Cloning and Sequence Analysis
The PCR fragment J6-3 obtained by differential display PCR was sequenced and compared with the mouse EST database (Leimeister et al., 1999). Overlapping EST sequences were used to walk toward the 5′ end. The radiolabeled insert of EST 1054398 (GenBank accession no. AA611111) was used to screen the E11 mouse embryo cDNA library 69631-1 (Novagen). Several positive clones with up to 3-kb insert size were isolated. Inserts were sequenced and compared with EST and genomic sequence databases by using the Web-accessible programs NCBI Blast, NIX, and GCG. These clones covered the nontranslated 3′ end of Snep. Based on computer predictions and comparison with human sequences, we designed standard and degenerate primer sets to successively amplify and sequence the entire coding region of the mouse Snep gene. The mouse Snep nucleotide sequence was submitted to the EMBL database (accession no. AJ584850). The protein domain structure was analyzed with the SMART program. The presence and tissue distribution of the two different Snep splice variants was tested by RT-PCR with cDNA from different mouse organs by using standard procedures (Leimeister et al., 1999).

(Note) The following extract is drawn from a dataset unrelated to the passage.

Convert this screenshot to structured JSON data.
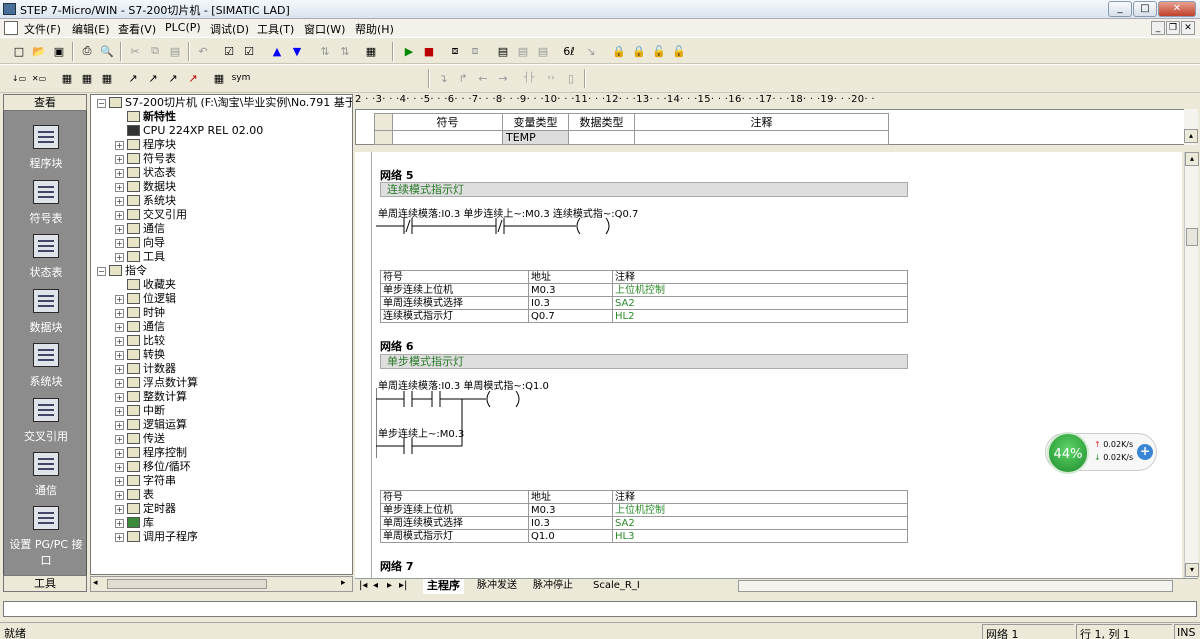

For Northern blot hybridization, 10 μg of total RNA from each tissue was separated on a 1.2% agarose/formaldehyde gel, transferred to a nylon membrane, and hybridized with the radiolabeled insert from EST 1054398. In situ hybridization of whole-mount embryos and tissue sections was done on CD1 outbred embryos as described previously (Leimeister et al., 1999). EST clone 1054398 was used to generate the Snep riboprobe. Partial cDNA sequences of the Pod1, Foxd1 (BF2), Nidogen1, and Nidogen2 were amplified by PCR from E12 cDNA and cloned into the pCS2 vector (primer sequences available upon request). Plasmids containing the cDNA sequences of Rarα and Rarβ2 were generously provided by Cathy Mendelsohn. EST clone 736372 (GenBank accession no. AA270625) was used for the TenascinC riboprobe. Tissue sections were counterstained with nuclear Fast Red (Sigma). Stained whole-mount embryos were embedded in albumin and sectioned to 50 μm with a Polyscience Vibratome.
We thank Cathy Mendelsohn for providing the Rar cDNA. We also thank Barbara Klamt for technical assistance and sequence analysis and Miriam Mannefeld for Snep isoform analysis.